Waste. To misuse, squander, flush down the toilet. Seems easy enough to define, right?
But what really constitutes wasting something?
This summer marks a big change for me. I left an excellent job teaching at a school for the deaf so I could move back closer to my family. This fall I’ll start a new (likely excellent) job in a regular public school, teaching math to hearing kids.
It’s where I started my teaching career, three years of regular ed. Then I flew away to western New York for two years of grad school, followed by the last six years teaching deaf kids. Now I’ve come full-circle, heading back to a classroom where my fluency in ASL will be a quirk, not a job requirement.
The notion has been raised more than once that it’s sort of a shame, because I’m ‘wasting’ the master’s degree I earned.
Am I? Have the past eight years been a waste?
First off, I intend to find a way to get involved with the Deaf community here. I don’t know what shape that will take, but I’ll look for the right opportunity. Plus, certain former students know they can drop me a line if they need some math-help-by-webcam.
Even without that, though, I don’t think anything about the past eight years has been a waste. My years in the world of deaf education helped me figure out what it took to be independent, taught this hopeless introvert how to fake it when I have to, and brought people into my life that I can’t imagine missing out on.
That’s the most important part—the people. Through the people I’ve interacted with, I learned more about my own strengths and weaknesses, and I’ve explored new avenues. Without the environment I was in, and the people surrounding me, would I have ever thought to attempt writing a novel?
I kind of doubt it.
And if I had, I suspect my stories and characters would have been very different, probably not in a good way.
My journey through grad school and a school for the deaf may look like an erroneous detour that I’ve now pressed the reset button on, but it’s not. I’ve continued moving forward, even though that’s brought me back to where I started. I’m not the same as when I started, so this next stage in my journey isn’t what it would’ve been if I’d stayed here to begin with.
Anything that enriches your life can’t be a waste. That’s how I see it, anyway.
Does anyone else know the feeling? Have you done something that looked on the surface like wasting something—your time, your skills, your potential? What inner value do you hold onto, keeping it out of the waste bucket?
I wonder about this a lot as I’ve all but walked away from practicing law.

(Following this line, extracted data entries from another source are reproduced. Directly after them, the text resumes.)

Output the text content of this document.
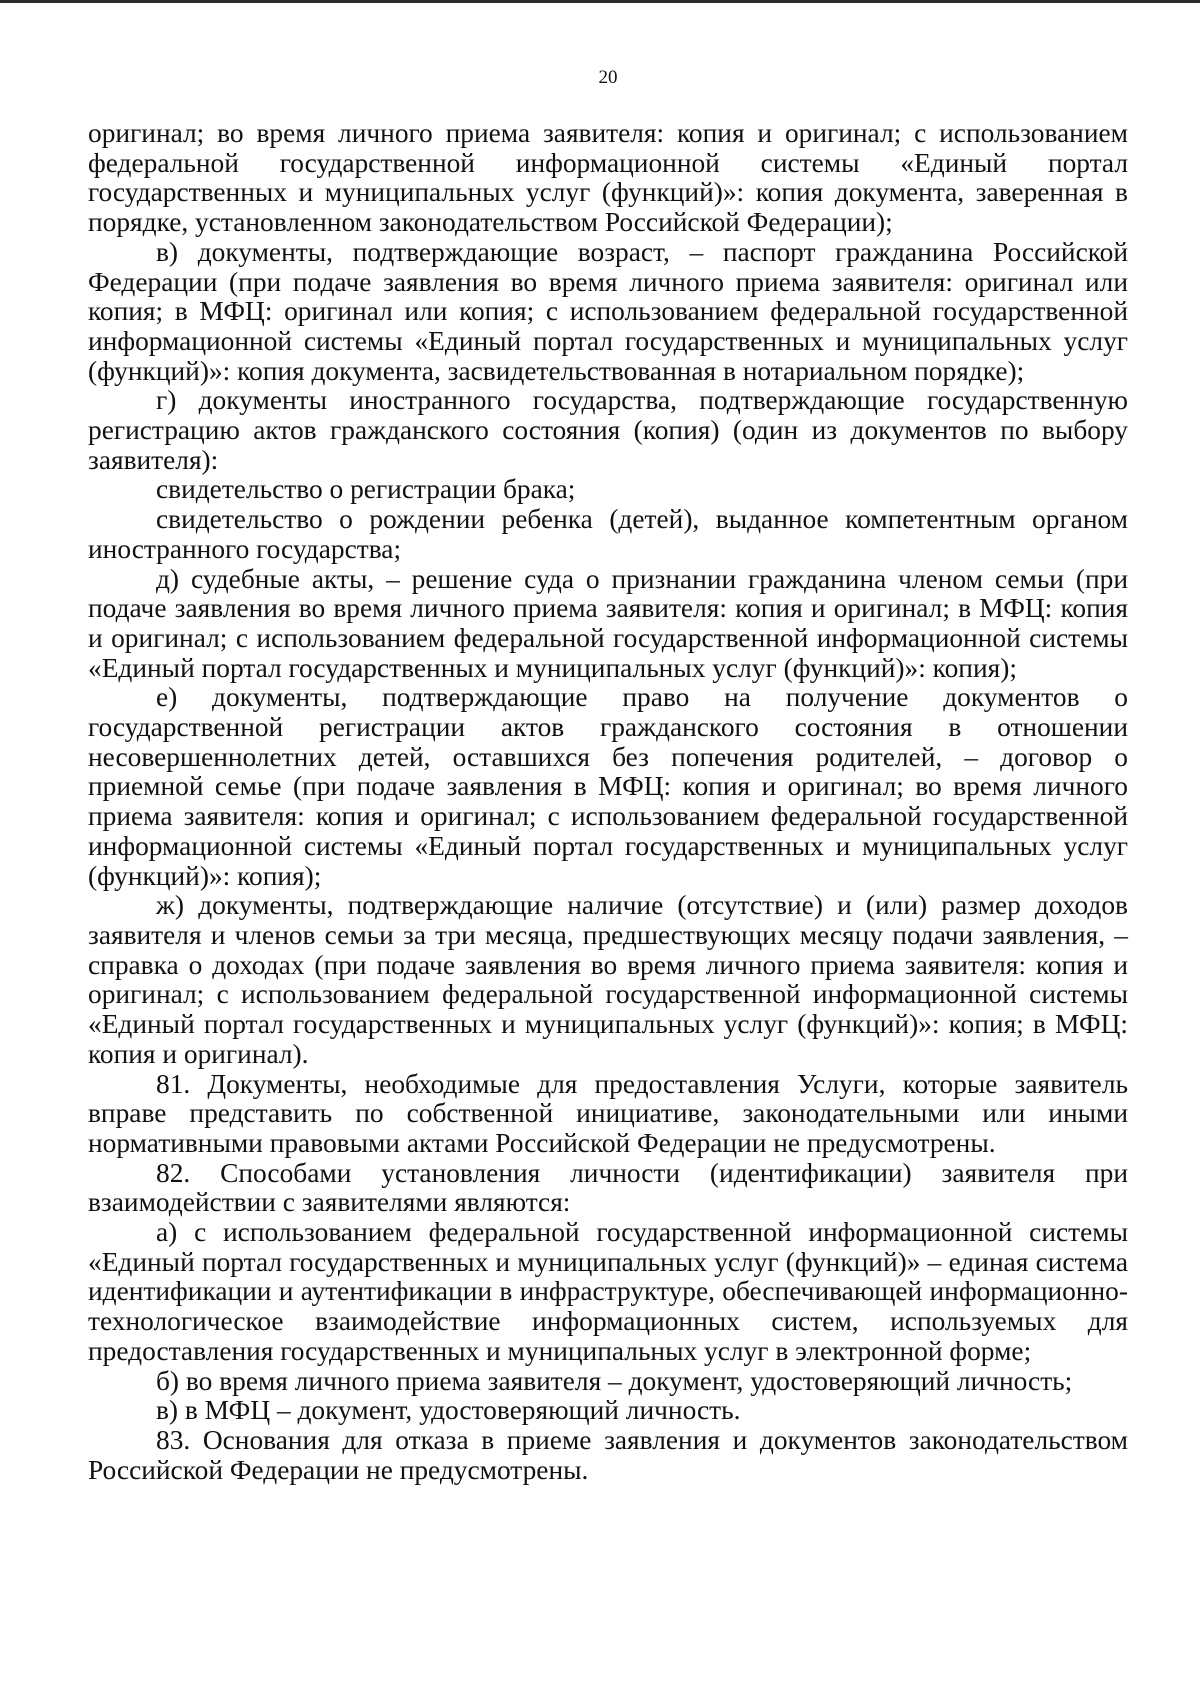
20

оригинал; во время личного приема заявителя: копия и оригинал; с использованием федеральной государственной информационной системы «Единый портал государственных и муниципальных услуг (функций)»: копия документа, заверенная в порядке, установленном законодательством Российской Федерации);

в) документы, подтверждающие возраст, – паспорт гражданина Российской Федерации (при подаче заявления во время личного приема заявителя: оригинал или копия; в МФЦ: оригинал или копия; с использованием федеральной государственной информационной системы «Единый портал государственных и муниципальных услуг (функций)»: копия документа, засвидетельствованная в нотариальном порядке);

г) документы иностранного государства, подтверждающие государственную регистрацию актов гражданского состояния (копия) (один из документов по выбору заявителя):

свидетельство о регистрации брака;

свидетельство о рождении ребенка (детей), выданное компетентным органом иностранного государства;

д) судебные акты, – решение суда о признании гражданина членом семьи (при подаче заявления во время личного приема заявителя: копия и оригинал; в МФЦ: копия и оригинал; с использованием федеральной государственной информационной системы «Единый портал государственных и муниципальных услуг (функций)»: копия);

е) документы, подтверждающие право на получение документов о государственной регистрации актов гражданского состояния в отношении несовершеннолетних детей, оставшихся без попечения родителей, – договор о приемной семье (при подаче заявления в МФЦ: копия и оригинал; во время личного приема заявителя: копия и оригинал; с использованием федеральной государственной информационной системы «Единый портал государственных и муниципальных услуг (функций)»: копия);

ж) документы, подтверждающие наличие (отсутствие) и (или) размер доходов заявителя и членов семьи за три месяца, предшествующих месяцу подачи заявления, – справка о доходах (при подаче заявления во время личного приема заявителя: копия и оригинал; с использованием федеральной государственной информационной системы «Единый портал государственных и муниципальных услуг (функций)»: копия; в МФЦ: копия и оригинал).

81. Документы, необходимые для предоставления Услуги, которые заявитель вправе представить по собственной инициативе, законодательными или иными нормативными правовыми актами Российской Федерации не предусмотрены.

82. Способами установления личности (идентификации) заявителя при взаимодействии с заявителями являются:

а) с использованием федеральной государственной информационной системы «Единый портал государственных и муниципальных услуг (функций)» – единая система идентификации и аутентификации в инфраструктуре, обеспечивающей информационно-технологическое взаимодействие информационных систем, используемых для предоставления государственных и муниципальных услуг в электронной форме;

б) во время личного приема заявителя – документ, удостоверяющий личность;

в) в МФЦ – документ, удостоверяющий личность.

83. Основания для отказа в приеме заявления и документов законодательством Российской Федерации не предусмотрены.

Some of that is to do with the economy, but most is just my heart is being drawn elsewhere.
The problem is, my student loan bill came along. Even still, I wonder if going to law school was the right move. But like you, I do believe I was enriched by that experience and that enrichment has made me better at being a writer.
I hope. 😉
SLD, I definitely could’ve been in the same situation with my grad school student loan, but I got lucky enough to qualify for a teacher loan forgiveness program that took care of most of it. Not that I don’t have other debt …
I imagine some people feel the time they spend writing is a waste when they’ve yet to see a ‘pay-off.’ I guess it depends on your goals, perspective, patience, etc.
I don’t think you wasted your time learning sign language, or teaching the deaf, and you never know when knowing sign language might have an even bigger benefit than in teaching. We all have to move on to other work sooner or later.